Earlier this year my local urban sketching chapter spent a Saturday morning in downtown Albuquerque. It was the first time in ages that we actually went somewhere that wasn't rural and surrounded by mountains, trees, adobe ruins and all the dust and bugs one could ever wish for. I was excited by the prospect of sketching concrete and steel for a change: all those modern and mid-century designs, unique architectural details, secret cafe courtyards . . . What I didn't bargain for was to be so overwhelmed by my surroundings I would promptly fall down a flight of cement steps as soon as I had parked my car. Ouch.

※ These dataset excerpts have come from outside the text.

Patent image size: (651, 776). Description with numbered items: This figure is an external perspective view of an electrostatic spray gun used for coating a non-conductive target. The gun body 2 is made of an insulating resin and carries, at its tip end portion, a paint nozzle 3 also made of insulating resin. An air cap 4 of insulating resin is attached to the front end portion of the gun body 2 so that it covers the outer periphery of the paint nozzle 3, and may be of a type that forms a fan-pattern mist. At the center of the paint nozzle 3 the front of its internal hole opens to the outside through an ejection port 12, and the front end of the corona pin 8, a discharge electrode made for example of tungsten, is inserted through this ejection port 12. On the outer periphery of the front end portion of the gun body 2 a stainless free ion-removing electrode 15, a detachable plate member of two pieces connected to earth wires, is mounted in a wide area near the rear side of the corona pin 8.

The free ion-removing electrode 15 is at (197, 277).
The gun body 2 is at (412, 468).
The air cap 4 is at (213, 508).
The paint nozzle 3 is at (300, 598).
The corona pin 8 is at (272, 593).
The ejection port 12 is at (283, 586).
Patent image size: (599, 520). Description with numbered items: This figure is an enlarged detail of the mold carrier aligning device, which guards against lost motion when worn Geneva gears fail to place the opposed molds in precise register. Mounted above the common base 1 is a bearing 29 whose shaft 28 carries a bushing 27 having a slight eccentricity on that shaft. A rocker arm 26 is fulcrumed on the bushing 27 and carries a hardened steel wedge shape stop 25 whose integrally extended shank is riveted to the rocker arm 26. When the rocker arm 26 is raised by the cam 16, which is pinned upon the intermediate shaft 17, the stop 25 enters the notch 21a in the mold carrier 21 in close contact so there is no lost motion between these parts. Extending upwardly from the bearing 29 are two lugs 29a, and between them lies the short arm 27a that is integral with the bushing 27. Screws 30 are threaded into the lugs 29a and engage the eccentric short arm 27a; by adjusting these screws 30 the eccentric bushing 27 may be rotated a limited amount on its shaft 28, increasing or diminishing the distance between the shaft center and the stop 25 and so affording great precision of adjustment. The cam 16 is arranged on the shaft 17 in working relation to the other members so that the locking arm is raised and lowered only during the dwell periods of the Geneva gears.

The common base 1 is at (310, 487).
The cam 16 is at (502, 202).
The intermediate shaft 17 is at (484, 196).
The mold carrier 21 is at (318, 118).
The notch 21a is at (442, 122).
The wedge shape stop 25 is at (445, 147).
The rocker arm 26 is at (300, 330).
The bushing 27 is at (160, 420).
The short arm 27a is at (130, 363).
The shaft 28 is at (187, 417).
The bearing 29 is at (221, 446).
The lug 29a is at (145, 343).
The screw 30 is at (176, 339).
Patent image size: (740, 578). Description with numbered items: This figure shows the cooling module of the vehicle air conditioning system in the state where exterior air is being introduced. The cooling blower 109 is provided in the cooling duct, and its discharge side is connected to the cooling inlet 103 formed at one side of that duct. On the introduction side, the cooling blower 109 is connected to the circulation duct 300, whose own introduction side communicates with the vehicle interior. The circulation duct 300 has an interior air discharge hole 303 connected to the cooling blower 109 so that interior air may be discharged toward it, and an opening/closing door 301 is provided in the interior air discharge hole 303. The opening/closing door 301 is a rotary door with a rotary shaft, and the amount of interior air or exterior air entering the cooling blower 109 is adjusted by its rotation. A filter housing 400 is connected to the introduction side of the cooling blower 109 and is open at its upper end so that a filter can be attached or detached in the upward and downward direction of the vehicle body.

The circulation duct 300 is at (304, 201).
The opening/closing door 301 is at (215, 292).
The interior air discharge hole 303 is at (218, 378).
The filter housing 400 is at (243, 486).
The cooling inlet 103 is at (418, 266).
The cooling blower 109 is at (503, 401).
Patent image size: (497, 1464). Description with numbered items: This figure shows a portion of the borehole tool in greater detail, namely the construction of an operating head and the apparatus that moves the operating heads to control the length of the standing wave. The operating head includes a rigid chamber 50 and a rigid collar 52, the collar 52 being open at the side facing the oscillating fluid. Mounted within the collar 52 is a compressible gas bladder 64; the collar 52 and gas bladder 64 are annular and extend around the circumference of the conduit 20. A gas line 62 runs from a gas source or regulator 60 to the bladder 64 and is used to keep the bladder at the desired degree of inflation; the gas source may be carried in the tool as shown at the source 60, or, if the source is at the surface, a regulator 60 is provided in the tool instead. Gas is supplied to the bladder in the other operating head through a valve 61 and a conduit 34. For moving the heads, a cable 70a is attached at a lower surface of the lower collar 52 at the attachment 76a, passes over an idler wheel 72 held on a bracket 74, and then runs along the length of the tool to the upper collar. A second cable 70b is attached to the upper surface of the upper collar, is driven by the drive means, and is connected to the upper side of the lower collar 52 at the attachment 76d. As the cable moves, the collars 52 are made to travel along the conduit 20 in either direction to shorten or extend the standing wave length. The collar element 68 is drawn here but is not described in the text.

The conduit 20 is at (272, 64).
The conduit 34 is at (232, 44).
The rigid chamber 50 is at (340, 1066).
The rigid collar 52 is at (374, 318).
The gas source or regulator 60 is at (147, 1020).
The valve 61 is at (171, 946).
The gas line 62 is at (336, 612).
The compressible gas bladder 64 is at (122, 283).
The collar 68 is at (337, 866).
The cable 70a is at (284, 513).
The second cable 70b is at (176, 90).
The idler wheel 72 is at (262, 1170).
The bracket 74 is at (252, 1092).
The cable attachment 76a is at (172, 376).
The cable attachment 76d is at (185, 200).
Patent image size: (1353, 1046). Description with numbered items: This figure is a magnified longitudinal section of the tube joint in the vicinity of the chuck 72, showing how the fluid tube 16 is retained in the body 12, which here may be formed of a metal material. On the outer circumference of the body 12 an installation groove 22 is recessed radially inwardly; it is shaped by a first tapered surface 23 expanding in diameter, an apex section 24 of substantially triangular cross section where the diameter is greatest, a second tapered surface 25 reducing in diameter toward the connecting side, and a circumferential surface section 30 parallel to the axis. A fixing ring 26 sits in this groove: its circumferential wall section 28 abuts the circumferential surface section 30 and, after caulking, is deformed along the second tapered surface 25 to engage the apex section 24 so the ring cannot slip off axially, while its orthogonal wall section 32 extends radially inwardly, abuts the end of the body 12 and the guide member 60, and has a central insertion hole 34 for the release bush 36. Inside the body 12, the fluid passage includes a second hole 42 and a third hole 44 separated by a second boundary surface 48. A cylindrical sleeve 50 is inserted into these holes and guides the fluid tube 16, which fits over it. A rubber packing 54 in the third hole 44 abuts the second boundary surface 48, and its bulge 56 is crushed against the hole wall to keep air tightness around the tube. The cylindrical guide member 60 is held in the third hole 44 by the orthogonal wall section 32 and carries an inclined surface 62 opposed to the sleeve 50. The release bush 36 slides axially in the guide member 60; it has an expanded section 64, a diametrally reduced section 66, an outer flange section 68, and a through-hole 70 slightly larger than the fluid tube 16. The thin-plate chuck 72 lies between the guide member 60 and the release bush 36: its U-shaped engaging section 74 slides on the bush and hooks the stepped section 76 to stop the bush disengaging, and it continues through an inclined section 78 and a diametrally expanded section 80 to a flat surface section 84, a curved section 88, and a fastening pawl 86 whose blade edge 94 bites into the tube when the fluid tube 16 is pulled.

My first impulse was to give up and drive right back home where I could tend to my badly-cut knee and spend the rest of the day reading. I felt terrible; my clothes were torn, my shoes scuffed, and my collapsible painting stool broken beyond repair. Worse yet, the city buildings seemed huge. No way could I capture anything but an inferiority complex at my inability to fit more than perhaps a tiny picture of a trash can into my sketchbook. Yet here I was: I'd paid for my parking without any chance of a refund; other urban sketchers were arriving one by one, cheerily greeting each other at the start of what was promising to be a beautiful day; I even had a full thermos of coffee. Going home didn't really seem like much of a solution. Deciding my best option was to stay, I limped to a quiet, shady corner of the street, got out my sketchbook, sat on a low wall, and just tried to do my best, all the while thinking of what I would do differently in the future:
- Dress right. Old clothes only! Fortunately the jeans and shoes I ruined were not my favorites, but they also weren't quite ready for the trash. Next time I'm not going to worry about fashion or appearances, just comfort and being prepared for the worst.
- Bring something to sit on that won't break. A solid plastic footstool is a much better choice than the flimsy collapsible model I'd brought. It could also make a good side table if you happen to find a park bench or similar to sit on instead.
- Limit your art supplies. It's tempting to bring a set of 72 colored pencils and all the watercolors in your possession, but do you really need them? Despite bringing a packed-to-the-brim pencil case, by the end of our sketching session I'd only used two pens: one black ballpoint and one Faber-Castell soft brush pen.
- Don't try to draw everything in sight. As much as I had longed to draw a detailed city-scape, I had no idea how difficult it would be. The best I could do was to:
- Focus on one small piece. I thought I'd solved my dilemma by choosing one view of one building, but even that turned out to be too much for me. Next time I'm planning to concentrate on a single doorway, a lone window, one interesting detail and that's it. One way I could have done this would be to:
- Divide the page into a "montage." For instance, I could have created a small, general sketch in one corner, and in the other found an interesting lamp post, roof detail, or even an object in a store window to make a complete and attractive page.
- Always bring two sketchbooks: one large, one small. I did this solely by accident, not realizing I had a moleskine sketchbook in my purse when I left home, but it turned out to be a real bonus when I got too hot out on the pavement and went inside a hotel lobby to cool off. Which leads me to my favorite tip:
- If the weather gets too hot (or cold), find somewhere to go inside. My choice turned out to be the Hyatt Hotel, and I had the best time ever spending a half hour people-watching. I was also able to sketch some hotel guests as well as furniture and hotel decor. Having a comfortable chair after my earlier mishap turned out to be a real life-saver.
- Take photos. There's just so much to see in an urban or any other setting that you can't draw it all at once and in a limited time frame. Photographic references can flesh out your initial sketches in a way that nothing else can, reminding you of the way a beam of light hits a pane of glass, or how a group of pigeons pecks at a box of spilled popcorn on the pavement.
- Use toned or pre-toned paper. To avoid "white page syndrome" I often paint some watercolor washes onto a few of my sketchbook pages: usually a page of two of blues and greens, and a couple more in warmer shades of browns, golds, and oranges. If I don't have time for that, a gray or tan sketchbook like the one I used for my larger sketch works almost as well. I also thought it would be helpful to bring a variety of paper sizes--from fairly large to small scraps that could be worked into a collage at some stage.
- Don't be shy--show what you've done! I don't really like the drawings I made that day--but to my great surprise, I received many compliments on them regardless of my own negativity. My first impulse was to once again go back to my car and hide everything as quickly as possible, but that seemed horribly un-sporting of me and I didn't know which would be worse: showing work that embarrassed me, or pretending I had spent a morning doing nothing but sight-seeing.
- If you like someone's technique, let them know, and then try it yourself. The main point of sharing isn't to show off or invite public shaming, but to encourage, inspire, and offer new ideas to each other. Despite seeing my own drawing as "a failure," quite a few people came up to me later to say how much they liked my use of ink and toned paper, things they wanted to try using themselves. I was thrilled that I had something to offer.